The headless chrome browsers were replaced w/ lightweight client simulators written in Go.
- A koi is a Slack client simulation (single Go routine)
- A school is a collection of koi (single Go program that runs in a single pod on K8s)
- The keeper manages the schools and keeps track of the overall load test state and parameters.
A JSON configuration file needs to be provided when you boot up a load test that tells a “koi” what to do once booted.
Each action is mapped to a probability of being performed.

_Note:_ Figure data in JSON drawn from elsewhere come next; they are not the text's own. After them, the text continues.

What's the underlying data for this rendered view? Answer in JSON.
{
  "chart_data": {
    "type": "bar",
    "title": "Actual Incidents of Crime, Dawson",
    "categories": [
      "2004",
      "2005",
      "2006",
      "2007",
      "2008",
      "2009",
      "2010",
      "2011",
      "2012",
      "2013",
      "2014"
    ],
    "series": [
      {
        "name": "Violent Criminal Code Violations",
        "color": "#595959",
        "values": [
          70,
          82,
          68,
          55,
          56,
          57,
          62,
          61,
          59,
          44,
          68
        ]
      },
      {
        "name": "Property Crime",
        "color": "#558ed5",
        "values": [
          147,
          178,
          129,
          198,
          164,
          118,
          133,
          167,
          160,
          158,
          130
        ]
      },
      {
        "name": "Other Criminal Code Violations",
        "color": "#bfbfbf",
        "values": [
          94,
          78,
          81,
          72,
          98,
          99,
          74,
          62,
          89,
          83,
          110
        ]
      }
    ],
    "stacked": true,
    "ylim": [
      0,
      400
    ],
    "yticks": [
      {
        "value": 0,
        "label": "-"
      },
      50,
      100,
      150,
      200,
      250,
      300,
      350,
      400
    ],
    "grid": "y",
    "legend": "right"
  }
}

Then there’s a set of implementation w/ each action that the koi should perform with each of those actions.
{
"behaviors": {
"chat.postMessage": {
"frequency": 0.043
}
},
"sequences": {
"chat.postMessage": {
"doc": "Sends a message to a random channel.",
"steps": [
...
]
}
}
}
Every tick (configurable but 1s by default), a koi runs through its entire configuration and performs the actions based on their odds.
This was good enough to simulate massive fan-out and event floods but not thundering herds since they couldn’t simulate coordinated behavior. That’s why they have “formations” that allows specifying the percentage of users participating over a period of time.
{
"formations": [
{
"name": "Populate announcement channel with reactions",
"begin_within_secs": 30,
"percent": 1.0,
"sequence": {
"steps": [
...
]
}
}
]
}
A koi cost 0.1 cents to run per day.